The scholar, Abbas Edalat, an award-winning professor of computer science and mathematics at the Imperial College of London, is at least the third British-Iranian dual citizen to be incarcerated by the Tehran authorities in recent years.

The group that reported Edalat’s arrest, the Center for Human Rights in Iran, said members of the Islamic Revolutionary Guards Corps took him into custody on April 15 while he was in Tehran to visit his family and attend an academic workshop. The group said the professor’s computer, CDs and notebooks were impounded.

“Iran’s continued arbitrary arrests of dual nationals without transparency and lack of due process is extremely concerning,” Hadi Ghaemi, the group’s executive director, said in a statement.

The nature of the charges against Edalat, if any, are not clear, and his arrest has not been reported in Iran’s official news media. There was no immediate comment on the arrest by officials from Iran or the Imperial College.

Britain’s Foreign Office said in a statement that “we are urgently seeking information from the Iranian authorities following reports of the arrest of a British-Iranian dual national.”

The West has accused Iran of using foreign citizens of Iranian descent as bargaining chips in dealings with other countries ever since the 1979 revolution. At least 30 dual citizens are believed to have been arrested by the Revolutionary Guards since the nuclear agreement was reached three years ago.

News of Edalat’s arrest comes as the leaders of Britain, France and Germany are scrambling to preserve the nuclear agreement, which Trump has called “the worst deal” ever. He has threatened to effectively scuttle the agreement on May 12, when under an American law he must renew waivers on nuclear-related U.S. sanctions against Iran.

Increasingly bitter over what they regard as U.S. treachery over the nuclear issue, Iranian officials have said they will not renegotiate the agreement, which provides verifiable guarantees that Iran will not acquire nuclear arms in exchange for an end to its economic isolation.

Edalat did not appear to be an obvious target for suspicion by the Iranian authorities. He is considered an outspoken opponent of U.S.-led efforts to ostracize Iran. He helped found the Campaign Against Sanctions and Military Intervention in Iran, an advocacy organization.

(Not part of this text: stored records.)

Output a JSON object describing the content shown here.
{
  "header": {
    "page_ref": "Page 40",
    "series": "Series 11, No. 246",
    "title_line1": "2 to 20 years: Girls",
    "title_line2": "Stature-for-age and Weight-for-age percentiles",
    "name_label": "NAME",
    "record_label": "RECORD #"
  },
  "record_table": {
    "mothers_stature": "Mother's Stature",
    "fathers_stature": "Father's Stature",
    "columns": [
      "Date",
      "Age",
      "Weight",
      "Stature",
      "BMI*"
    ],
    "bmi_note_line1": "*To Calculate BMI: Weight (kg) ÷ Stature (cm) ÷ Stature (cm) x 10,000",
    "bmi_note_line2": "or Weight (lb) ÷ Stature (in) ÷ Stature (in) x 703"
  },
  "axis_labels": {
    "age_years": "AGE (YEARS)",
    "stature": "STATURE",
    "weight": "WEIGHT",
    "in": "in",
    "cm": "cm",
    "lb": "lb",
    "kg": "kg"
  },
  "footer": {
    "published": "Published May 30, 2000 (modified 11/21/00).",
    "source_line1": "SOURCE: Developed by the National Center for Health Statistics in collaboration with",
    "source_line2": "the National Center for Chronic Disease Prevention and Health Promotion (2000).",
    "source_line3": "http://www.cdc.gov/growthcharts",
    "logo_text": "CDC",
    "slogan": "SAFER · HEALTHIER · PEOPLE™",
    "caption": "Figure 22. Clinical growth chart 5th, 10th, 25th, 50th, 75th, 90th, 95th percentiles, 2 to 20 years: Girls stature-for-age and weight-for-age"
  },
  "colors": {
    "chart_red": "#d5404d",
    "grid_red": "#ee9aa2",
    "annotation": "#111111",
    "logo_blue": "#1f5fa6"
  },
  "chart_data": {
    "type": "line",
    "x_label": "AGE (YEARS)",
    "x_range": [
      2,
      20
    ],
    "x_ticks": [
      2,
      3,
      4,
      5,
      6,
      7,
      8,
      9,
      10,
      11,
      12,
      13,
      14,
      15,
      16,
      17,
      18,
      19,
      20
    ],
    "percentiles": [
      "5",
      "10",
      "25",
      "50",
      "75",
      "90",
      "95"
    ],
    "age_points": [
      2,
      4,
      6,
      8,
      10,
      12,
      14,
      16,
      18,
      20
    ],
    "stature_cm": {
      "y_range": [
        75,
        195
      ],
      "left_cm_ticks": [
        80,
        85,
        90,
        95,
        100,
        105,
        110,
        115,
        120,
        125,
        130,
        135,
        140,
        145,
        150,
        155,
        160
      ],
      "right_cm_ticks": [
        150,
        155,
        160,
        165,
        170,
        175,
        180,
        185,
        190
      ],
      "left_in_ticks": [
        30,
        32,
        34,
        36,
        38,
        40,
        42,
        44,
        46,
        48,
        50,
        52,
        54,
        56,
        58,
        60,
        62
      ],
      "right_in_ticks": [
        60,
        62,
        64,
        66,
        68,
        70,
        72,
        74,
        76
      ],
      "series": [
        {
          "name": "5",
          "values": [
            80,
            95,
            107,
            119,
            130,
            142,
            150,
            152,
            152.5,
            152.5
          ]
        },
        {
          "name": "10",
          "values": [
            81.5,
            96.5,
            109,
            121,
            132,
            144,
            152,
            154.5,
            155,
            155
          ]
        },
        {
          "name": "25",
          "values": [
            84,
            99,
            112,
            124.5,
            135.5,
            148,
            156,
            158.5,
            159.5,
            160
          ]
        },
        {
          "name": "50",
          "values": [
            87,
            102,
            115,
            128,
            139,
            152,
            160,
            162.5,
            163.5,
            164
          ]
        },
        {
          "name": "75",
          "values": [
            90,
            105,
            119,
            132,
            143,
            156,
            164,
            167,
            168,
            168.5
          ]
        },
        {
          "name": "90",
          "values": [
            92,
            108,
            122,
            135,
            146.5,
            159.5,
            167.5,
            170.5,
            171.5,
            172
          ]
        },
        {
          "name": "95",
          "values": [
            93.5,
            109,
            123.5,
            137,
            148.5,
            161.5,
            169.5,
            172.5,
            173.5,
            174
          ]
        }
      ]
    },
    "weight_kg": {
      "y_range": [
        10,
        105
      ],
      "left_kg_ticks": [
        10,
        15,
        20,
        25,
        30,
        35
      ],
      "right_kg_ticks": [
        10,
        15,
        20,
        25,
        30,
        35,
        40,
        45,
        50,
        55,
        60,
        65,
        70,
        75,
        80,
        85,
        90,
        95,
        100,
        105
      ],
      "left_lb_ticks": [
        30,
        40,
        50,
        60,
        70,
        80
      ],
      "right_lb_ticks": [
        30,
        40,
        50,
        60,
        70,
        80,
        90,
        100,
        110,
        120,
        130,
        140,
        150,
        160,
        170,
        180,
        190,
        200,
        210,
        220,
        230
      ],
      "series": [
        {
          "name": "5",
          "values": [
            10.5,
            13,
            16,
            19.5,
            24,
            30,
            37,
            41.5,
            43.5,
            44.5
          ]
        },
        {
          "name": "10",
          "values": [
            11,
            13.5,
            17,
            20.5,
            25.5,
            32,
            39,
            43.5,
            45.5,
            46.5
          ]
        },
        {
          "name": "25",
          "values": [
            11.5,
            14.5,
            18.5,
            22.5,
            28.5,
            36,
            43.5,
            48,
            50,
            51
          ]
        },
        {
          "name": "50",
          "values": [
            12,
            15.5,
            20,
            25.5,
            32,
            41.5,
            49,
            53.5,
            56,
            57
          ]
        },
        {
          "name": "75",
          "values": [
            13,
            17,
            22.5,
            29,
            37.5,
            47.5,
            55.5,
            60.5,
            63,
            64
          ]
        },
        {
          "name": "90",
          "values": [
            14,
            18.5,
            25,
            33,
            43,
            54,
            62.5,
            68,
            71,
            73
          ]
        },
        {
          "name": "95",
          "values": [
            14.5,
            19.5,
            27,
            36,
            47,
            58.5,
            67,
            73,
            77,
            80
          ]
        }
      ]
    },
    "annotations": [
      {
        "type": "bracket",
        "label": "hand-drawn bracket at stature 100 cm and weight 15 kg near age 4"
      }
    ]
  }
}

In protest of Trump’s travel ban on mostly Muslim-majority countries, including Iran, the professor stopped submitting research papers to conferences in the United States, the Center for Human Rights in Iran said.

It also said that his family in Iran had sought to post bail for him but that he objected, arguing that he was innocent and should be cleared of any charges.

“He remains detained as of today,” the group said.

At least two dual citizens of Britain and Iran have been imprisoned by the Iranian authorities on vaguely defined charges of espionage. Kamran Foroughi, a civil engineer, has been held since 2011. Nazanin Zaghari-Ratcliffe, a researcher for the Thomson Reuters Foundation charity, has been held since 2016.

Speculation has intensified in recent months that freedom for the British-Iranians may be tied to a long-standing legal dispute between Britain and Iran over Iran’s 1976 purchase of British tanks that were never delivered. Britain has said that it owes Iran up to 300 million pounds ($418 million), but that the precise sum has not been negotiated.

A similar financial dispute over an old arms deal between Iran and the United States appeared to play a role in the 2016 release of four Americans held by the Iranians. On the same day the nuclear deal took effect, $400 million in cash was delivered to Iran by the United States.

U.S. critics of Iran called it a ransom payment, which President Barack Obama denied. Still, the payment became another element in Trump’s denunciations of the Iran nuclear deal. Trump also has vowed to never pay for the release of other Americans imprisoned in Iran.

At least five are known to be held, including four of Iranian descent. They are: Siamak Namazi, a public policy scholar and business executive, and his father, Baquer Namazi, a former UNICEF diplomat; Karan Vafadari, an art dealer; Morad Tahbaz, an environmental activist; and Xiyue Wang, a Princeton University graduate student. A sixth American, Robert A. Levinson, a retired FBI agent, vanished in Iran in 2007.